Two friends sit alone outside the campus pond on a cool fall night under a blanket of distant stars and wrapped in the misleading warmth of whiskey. They don’t speak often, but pass between them a flask. After a prolonged moment of silence:
“Do you ever wonder if, in five or ten years, we’re going to look back on all of this and regret everything?”
“What do you mean?”
“Like, every decision you ever made here. Every fight you had, every girl you ever slept with. Every night you went out and partied instead of doing your work, or, every night you stayed in and did work while your friends lived their lives.

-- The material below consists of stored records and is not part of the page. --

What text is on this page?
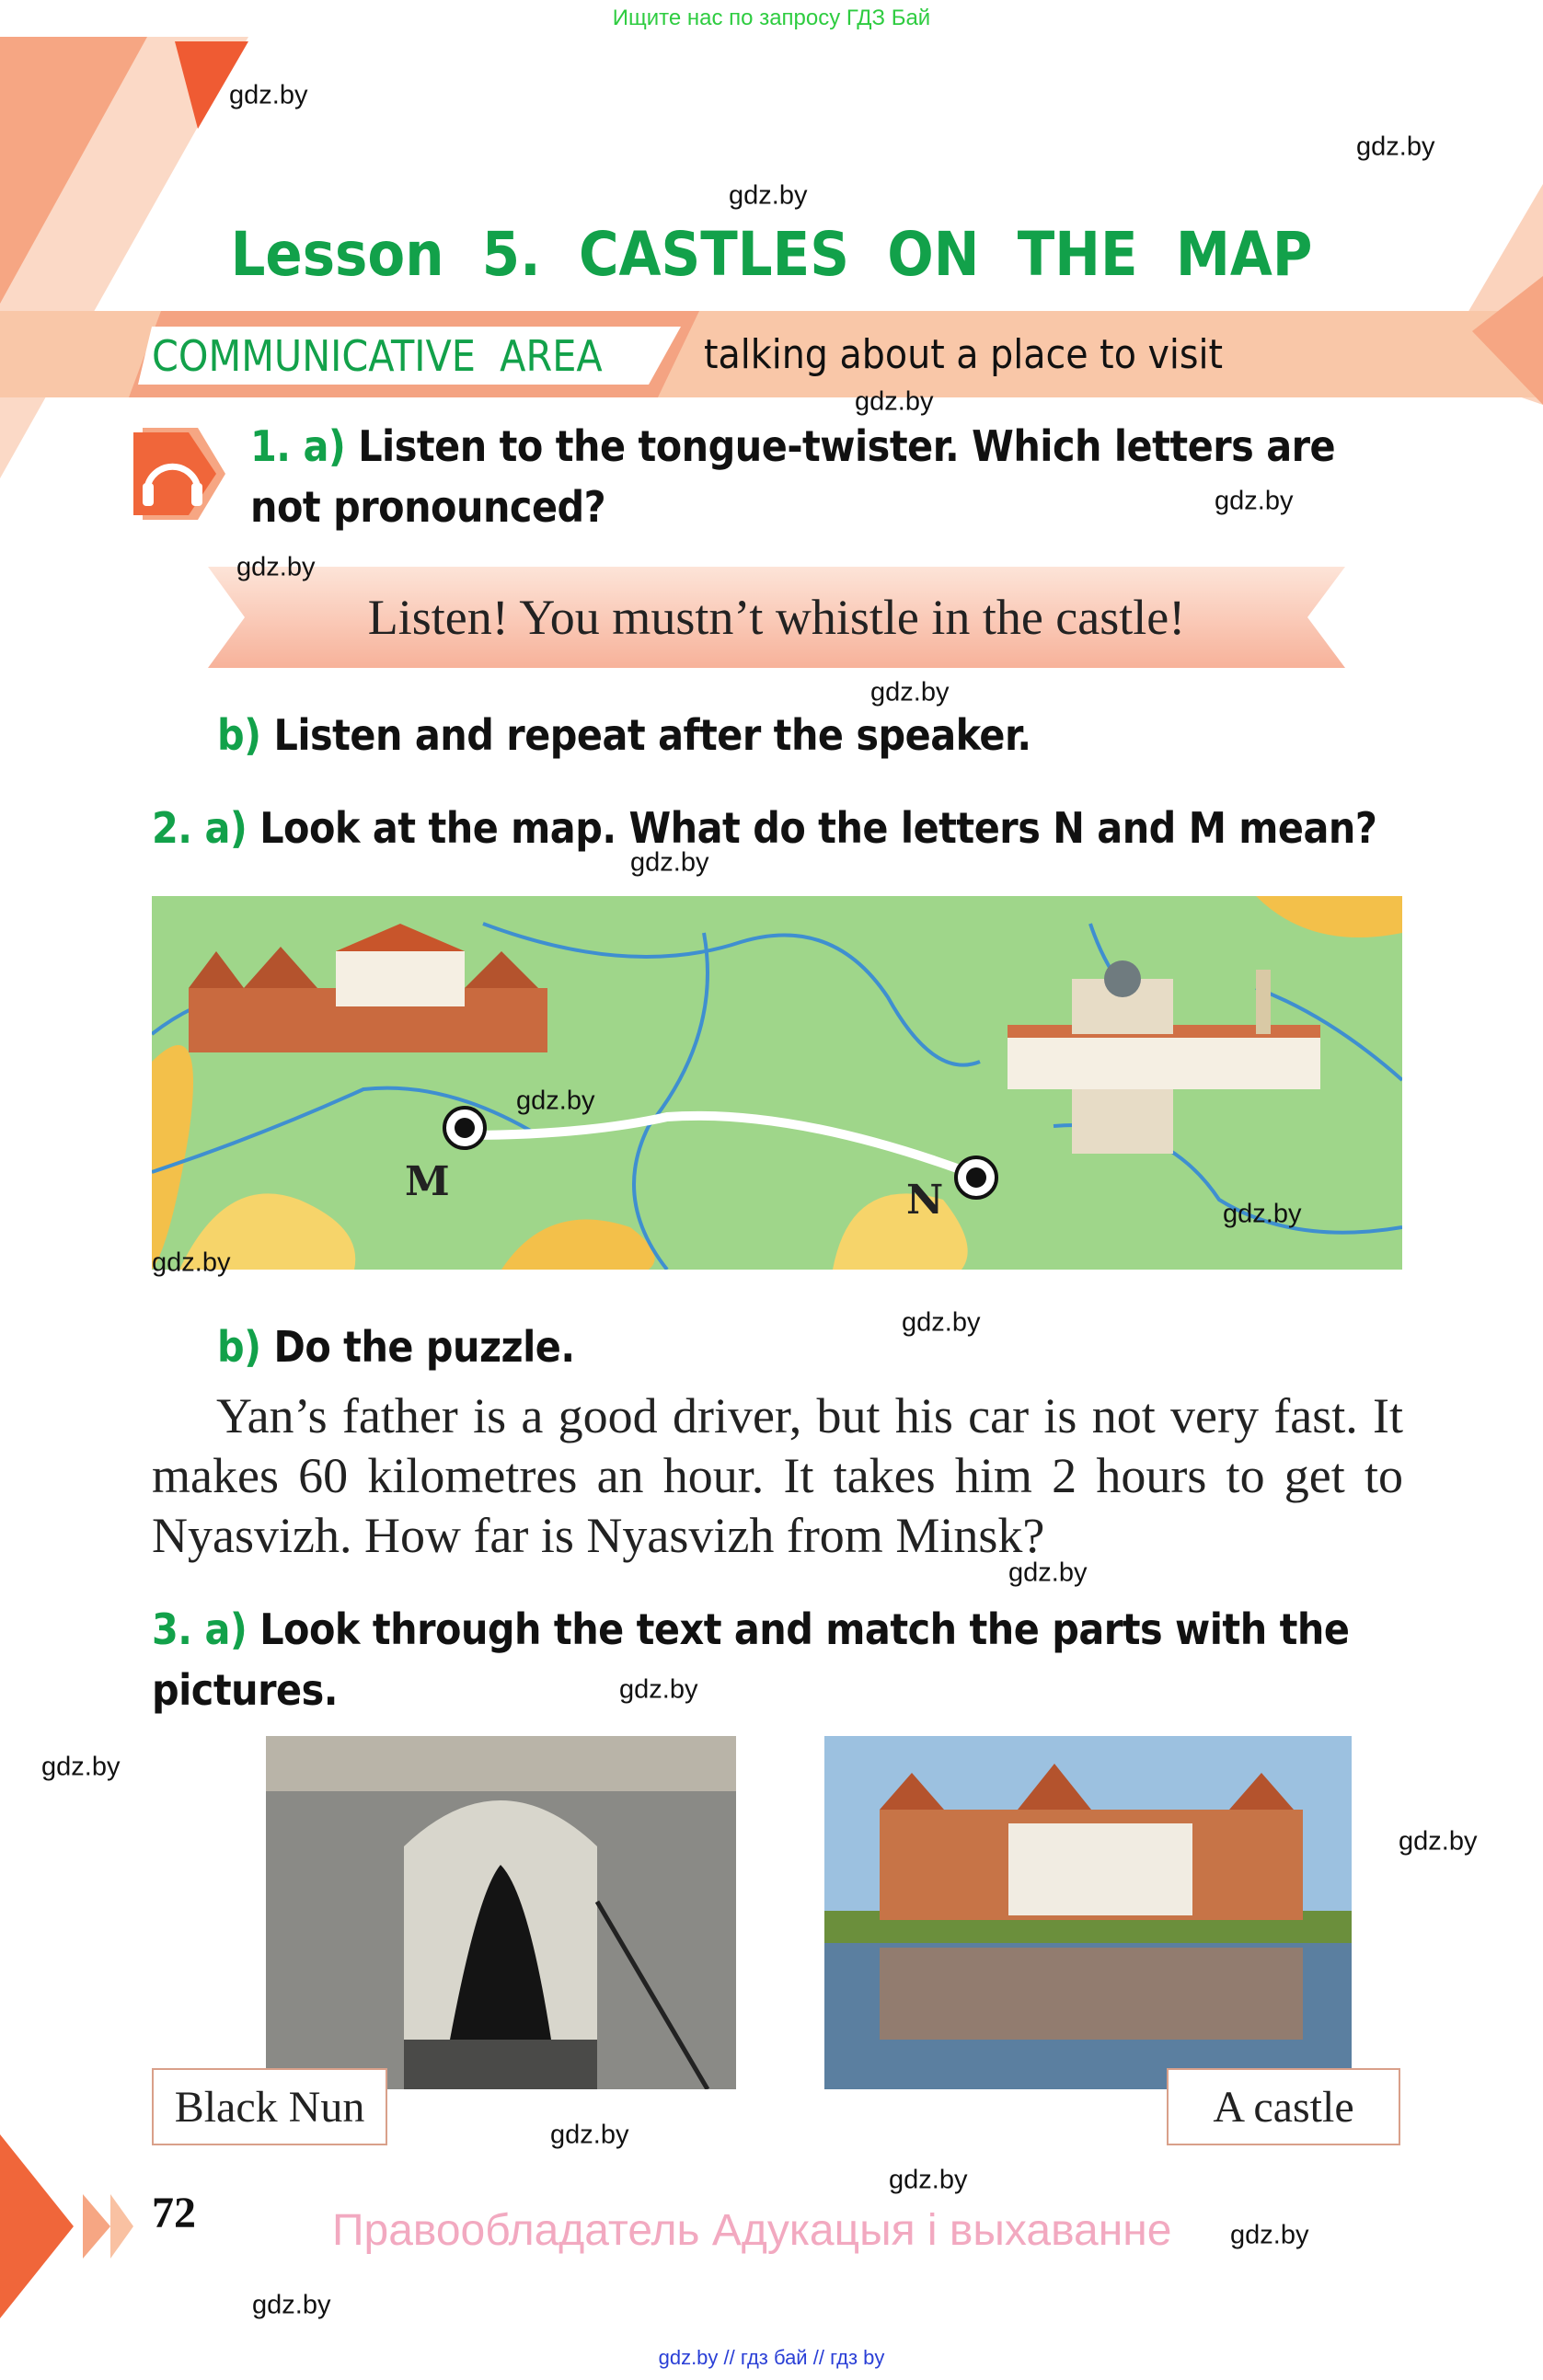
Ищите нас по запросу ГДЗ Бай
Lesson  5.  CASTLES  ON  THE  MAP
COMMUNICATIVE  AREA	talking about a place to visit
1. a) Listen to the tongue-twister. Which letters are
not pronounced?
Listen! You mustn’t whistle in the castle!
b) Listen and repeat after the speaker.
2. a) Look at the map. What do the letters N and M mean?
M	N
b) Do the puzzle.
Yan’s father is a good driver, but his car is not very fast. It makes 60 kilometres an hour. It takes him 2 hours to get to Nyasvizh. How far is Nyasvizh from Minsk?
3. a) Look through the text and match the parts with the
pictures.
Black Nun	A castle
72	Правообладатель Адукацыя і выхаванне
gdz.by // гдз бай // гдз by
gdz.by
gdz.by
gdz.by
gdz.by
gdz.by
gdz.by
gdz.by
gdz.by
gdz.by
gdz.by
gdz.by
gdz.by
gdz.by
gdz.by
gdz.by
gdz.by
gdz.by
gdz.by
gdz.by
gdz.by
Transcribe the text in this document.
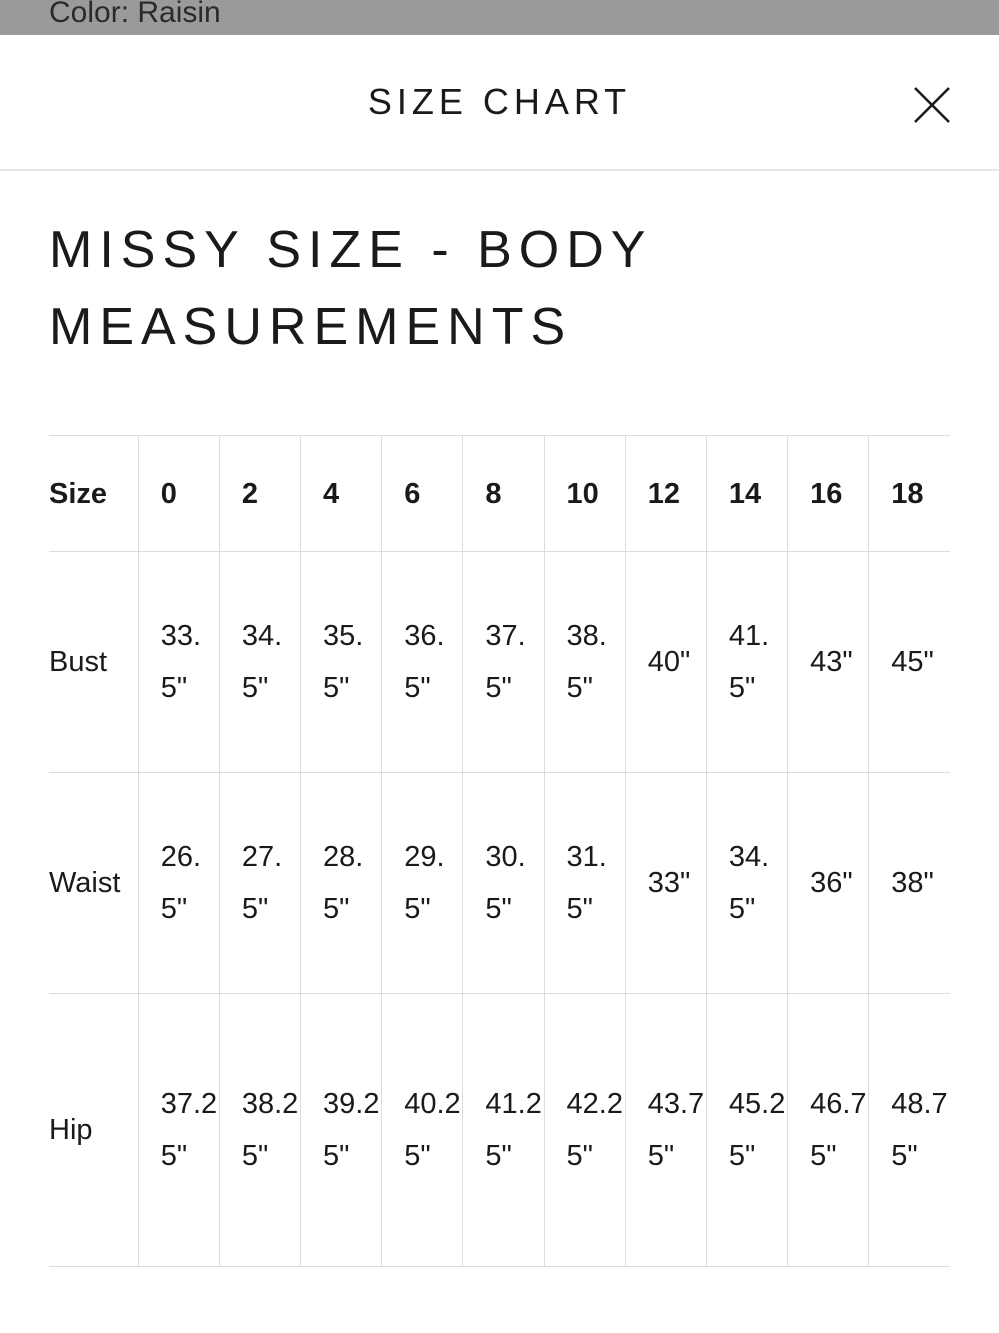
Color: Raisin
SIZE CHART
MISSY SIZE - BODY MEASUREMENTS
Size	0	2	4	6	8	10	12	14	16	18
Bust	33.5"	34.5"	35.5"	36.5"	37.5"	38.5"	40"	41.5"	43"	45"
Waist	26.5"	27.5"	28.5"	29.5"	30.5"	31.5"	33"	34.5"	36"	38"
Hip	37.25"	38.25"	39.25"	40.25"	41.25"	42.25"	43.75"	45.25"	46.75"	48.75"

The major and classes you chose, and skipped. The types of beer you drank, and where you spent your free time. Every friend you made and every friend you lost. Every heart you passed by and never allowed to open up to you. Every time you opened your own heart and had it closed for you.
Really, every chance you never took, and every chance you shouldn’t have taken. The extent of your life leading up to where you will be. The choices in your life, big or small, that will have made you who you will become.”
“I guess it depends on who I’ve become.”
“What if you’ve become no one?”
“Well, in that light, I think it would be impossible not to. But no one is still someone. They’ve still been somewhere, they’ve still done something.”
Behind them the wind blew across the water, breaking the reflection of the moon into shards of glass while the whiskey ran dry.